The rabbis are so concerned about the truth of the testimony for an obvious reason: a person could be put to death on its basis! This testimony has life and death consequences, and therefore, a person who gives false testimony in such a case is committing murder! However, it’s not just murder cases that the rabbis are concerned about. Even in non-capital cases, the rabbis require extensive warning of the witnesses, and extensive cross-examination. They’re not just concerned about the impact on the individuals involved in the court cases, though they are concerned about that. They are also, I believe, concerned about the integrity of the courts!
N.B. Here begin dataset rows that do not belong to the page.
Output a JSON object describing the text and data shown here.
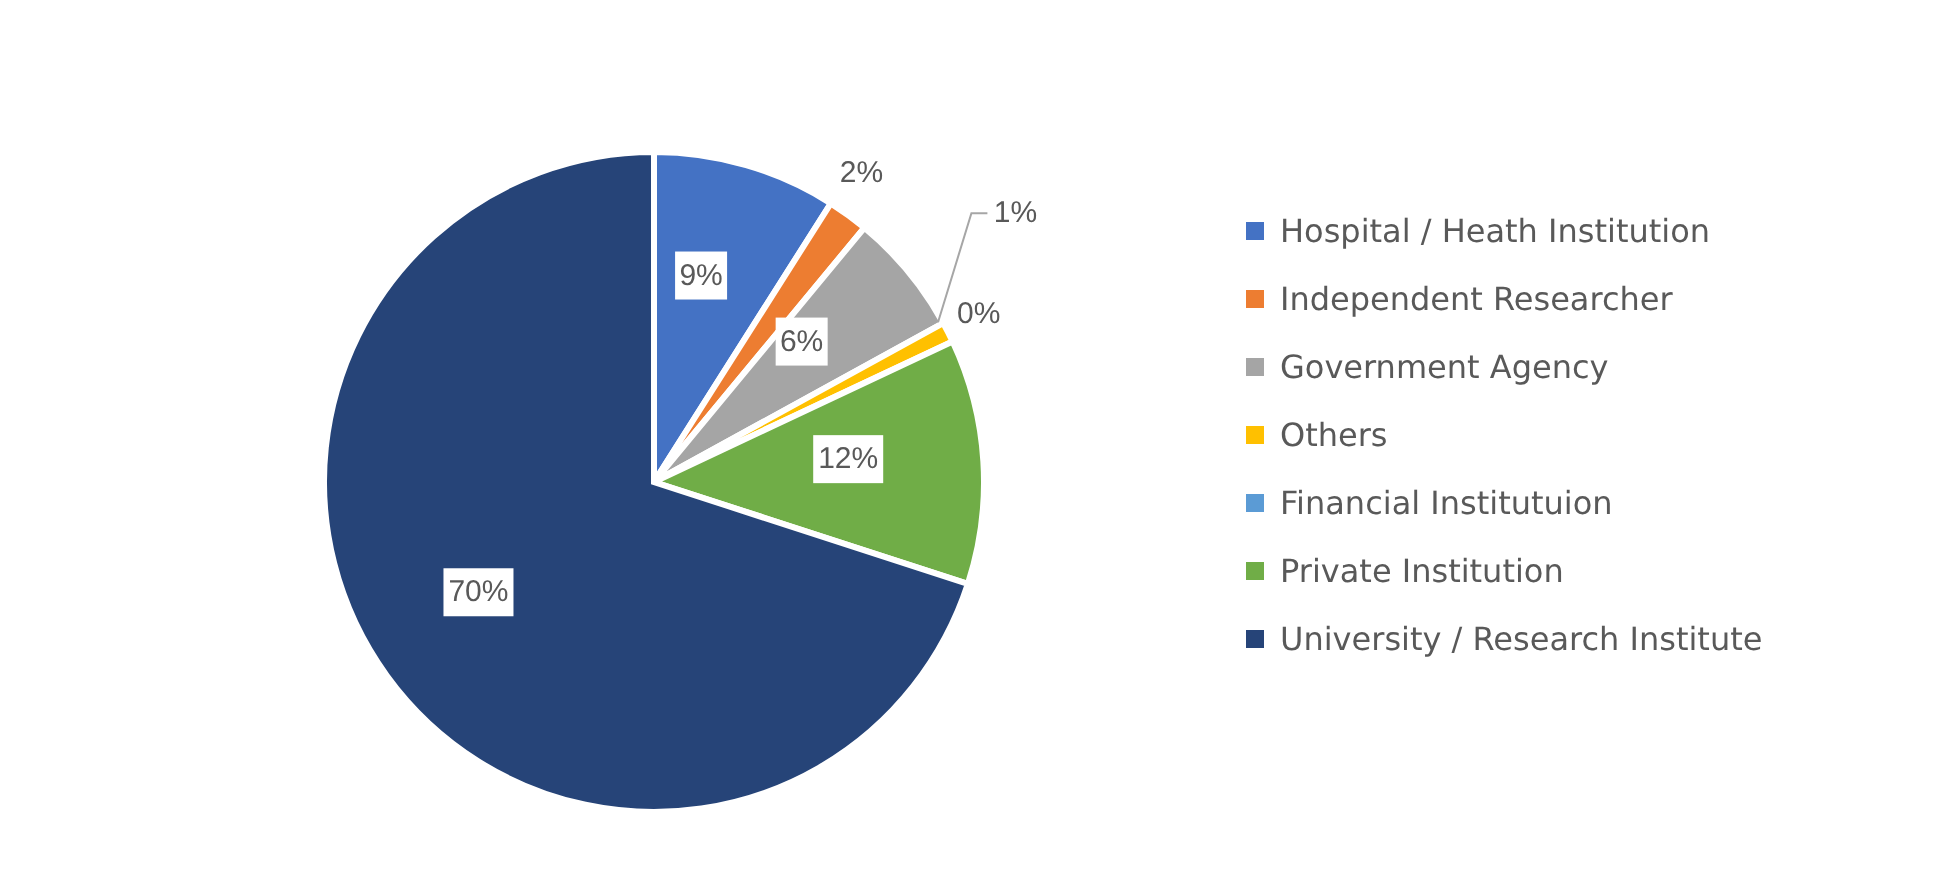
{
  "chart_data": {
    "type": "pie",
    "categories": [
      "Hospital / Heath Institution",
      "Independent Researcher",
      "Government Agency",
      "Others",
      "Financial Institutuion",
      "Private Institution",
      "University / Research Institute"
    ],
    "values": [
      9,
      2,
      6,
      1,
      0,
      12,
      70
    ],
    "colors": [
      "#4472c4",
      "#ed7d31",
      "#a5a5a5",
      "#ffc000",
      "#5b9bd5",
      "#70ad47",
      "#264478"
    ],
    "value_labels": [
      "9%",
      "2%",
      "6%",
      "1%",
      "0%",
      "12%",
      "70%"
    ],
    "legend": "right"
  }
}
When people don’t take the courtroom seriously, when they treat it as yet another place where they can say what is expedient to further their own needs, this erodes the ability of the system to do its job. Courts are meant to achieve justice, and lying in court manipulates that system, using it for one’s own purposes rather than for the good of society. When the justice system becomes an engine of injustice, we’re all in trouble. And in that way, a lie made in court can be much more dangerous than the same lie in another context.
I want to return to one specific word in the 9th commandment. לא תענה ברעך עד שקר. Do not report false testimony against your fellow as a lying witness. רעך, the word for fellow, is the same word used in another famous biblical command, ואהבת לרעך כמוך, love your fellow as yourself. The Torah reminds us that when we lie, to anyone, the impact of that lie goes far beyond ourselves. If we lie to our fellow humans, we erode our connection to them, and we fail to treat them with the dignity and respect that we all deserve from each other. When you see someone as your fellow, that is a person you should love, not manipulate, and that should make it harder to lie to them. May we all see our fellow humans truly as our fellows, and may that lead us to treat each other with the truth that we all deserve.